Skall grinned, revealing sharp, white fangs.
"Perfectly. The people of Veth have no idea. While they were screaming about the ’monster,’ I was busy making sure their local militia was... distracted. I redirected the Worm Mother’s tunnelers toward the grain silos and poisoned the wells with just enough pheromone to keep the brood aggressive. If I hadn’t interfered, those bumbling town guards might have actually killed it before it matured enough."
Caelum finally turned, a small, dark smirk touching his lips. "And the ’People’ Harren tried to hire behind my back?"
"Dealt with," Skall said dismissively. "A few ’accidents’ in the mountain passes. They never even made it to the town gates. By the time you arrived, the Harren was desperate enough to view a disgraced prince as a savior sent from the heavens."
It was a cold revelation. The entire crisis in Veth—the terror, the destruction, the looming famine—had been a staged play.
Caelum had not merely solved a problem; he had cultivated it, allowed it to fester until Lord Harren was forced to pay any price to have it removed.
"You played both sides, Caelum," Skall said, walking toward the desk. "You made Harren think you were his only hope, while I ensured that no other hope existed."
"In this empire, Skall, power isn’t given. It is manufactured," Caelum said. He held out his hand. "Do you have it?"
Skall reached into a pouch at his belt and pulled out a small glass vial. Inside, a thick, iridescent fluid swirled with a life of its own. It pulsed with a faint, sickly crimson light, mirroring the rhythm of a heartbeat.
"The essence of the Worm Mother," Skall said, placing the vial in Caelum’s palm. "Or more accurately, the filtered essence of the Last Demon King that had been gestating inside her. It’s concentrated. Pure. And highly illegal."
Caelum held the vial up to the candlelight. The fluid seemed to react to his presence, pressing against the glass as if trying to reach him.
"Harren thought he was experimenting on a worm," Caelum whispered, his eyes reflecting the crimson glow. "He didn’t realize he was merely acting as a nursery for my heritage."
"What now?" Skall asked, crossing his arms.
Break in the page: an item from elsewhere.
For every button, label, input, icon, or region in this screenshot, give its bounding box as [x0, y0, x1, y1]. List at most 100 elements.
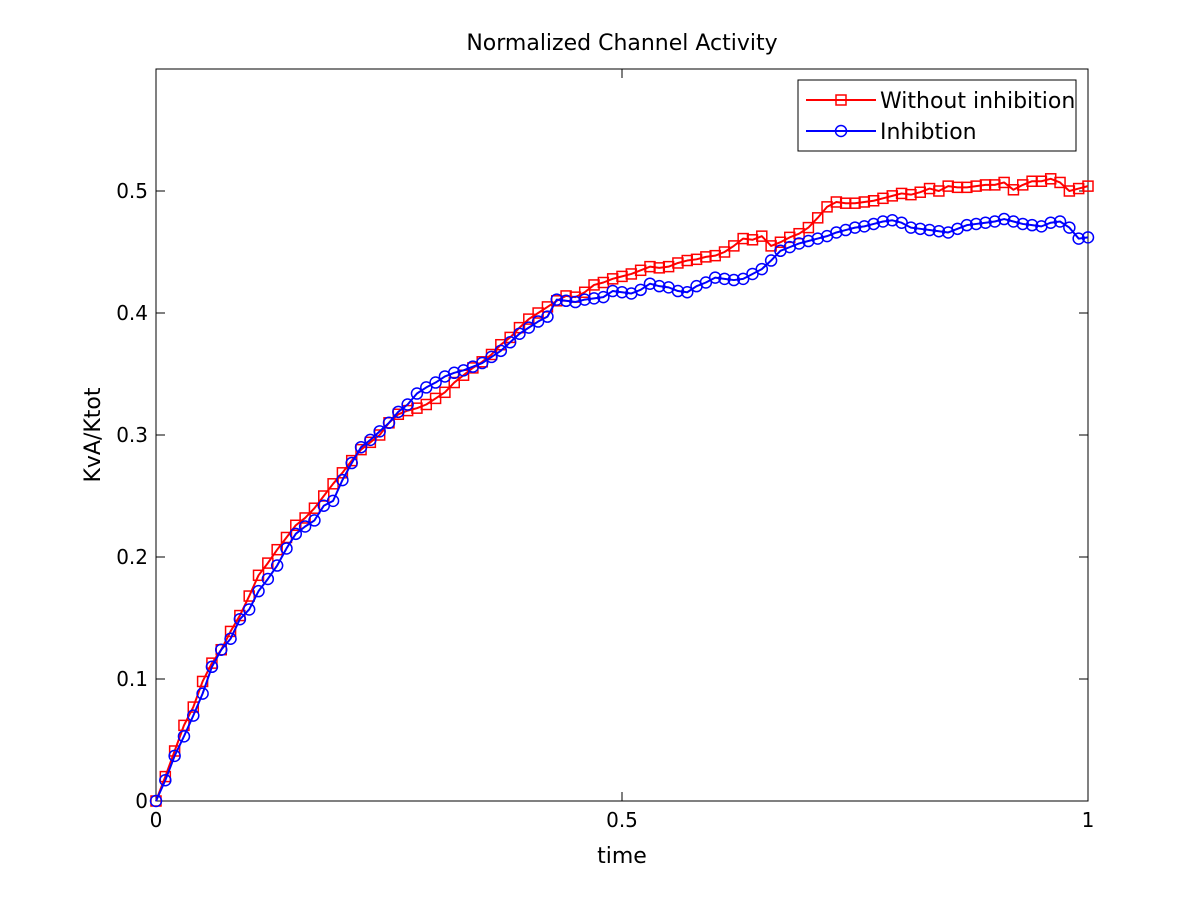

Caelum tucked the vial into the inner pocket of his robes, feeling the warmth of the ancient power against his chest.
He walked toward the window, looking out over the jagged peaks that surrounded his estate. The moon was high, casting long, distorted shadows across the world.
"It’s time I reminded them that ghosts can haunt you until your last scream."Caelum said, his voice barely a whisper, yet carrying a weight that seemed to chill the very air.
Skall watched him, a look of grim respect etched across his face. He had known the prince for a long time, yet he still couldn’t help but fear him.
"Everything is falling into place."
He looked back at the mercury basin, which was now nothing more than a dark pool of liquid.
The silence of the room was heavy, pregnant with the secrets they had just traded.
The Worm Mother was dead, Veth was ’saved,’ and the world was none the wiser that a monster far more dangerous than a giant insect was now holding the keys to the kingdom’s greatest taboo.
Caelum’s hand drifted to the pocket where the vial lay.
But there was one more secret no one knew—except the Demon Prince himself: it was he who had first driven Harren to research the taboo.